She had been living in there rent free for 6 months now. I’d been keeping track of how often she came in and out. It didn’t matter whether or not I wanted her to be, she was there. From the early hours of the morning, till odd hours of night, her presence was always recognisable.
Sometimes she came in screaming her head off about something. Other times she was calm and soft spoken, occasionally humming to a song she had heard on her way back.
6 months is a long time to have an unwelcome neighbour. If I had a say I would do something about it, but there is never anyone around to complain to when you need them. I had tried endless things to get rid of her, but she kept coming back, like she had some sort of right to be there.
I can’t stand freeloaders. People who think they can just impose their presence within your confines, and have the nerve to think they can be there free of charge.
Occasionally I would bring her up in conversation, even though I could see my friends were getting tired of my complaints. What else could I do? If I couldn’t get rid of her I might as well talk about her. Venting never changed the situation but at least it made me feel better. They don’t know what its like to go home and see her there, smiling mischievously with the knowledge that I had no control of the situation.

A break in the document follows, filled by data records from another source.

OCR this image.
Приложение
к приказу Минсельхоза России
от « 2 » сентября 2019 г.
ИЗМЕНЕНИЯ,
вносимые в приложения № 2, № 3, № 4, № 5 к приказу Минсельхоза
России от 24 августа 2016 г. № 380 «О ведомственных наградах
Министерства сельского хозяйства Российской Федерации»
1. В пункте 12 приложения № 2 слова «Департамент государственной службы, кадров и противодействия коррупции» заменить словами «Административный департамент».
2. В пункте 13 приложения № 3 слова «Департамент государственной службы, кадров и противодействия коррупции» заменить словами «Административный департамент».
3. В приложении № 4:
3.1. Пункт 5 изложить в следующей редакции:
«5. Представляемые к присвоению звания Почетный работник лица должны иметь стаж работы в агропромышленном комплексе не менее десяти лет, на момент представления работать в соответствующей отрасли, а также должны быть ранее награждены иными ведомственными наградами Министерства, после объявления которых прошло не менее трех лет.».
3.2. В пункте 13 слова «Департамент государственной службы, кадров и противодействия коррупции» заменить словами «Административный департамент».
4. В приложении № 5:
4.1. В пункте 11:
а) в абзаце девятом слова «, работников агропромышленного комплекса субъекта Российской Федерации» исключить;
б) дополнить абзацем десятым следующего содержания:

Even though I had become somewhat accustomed to her occupancy I was in need of space. Moving out was an option I had considered in the beginning, but the truth is I won’t allow myself to give up the life I had built for her.
I knew that one day a time would come when she wouldn’t be there. I would wake up to find the door locked, with a new tenant packed and ready to take her place.
She has been living in my mind for 6 months, 1 day, 17 hours, 6 minutes and counting. I just can’t stop thinking about her.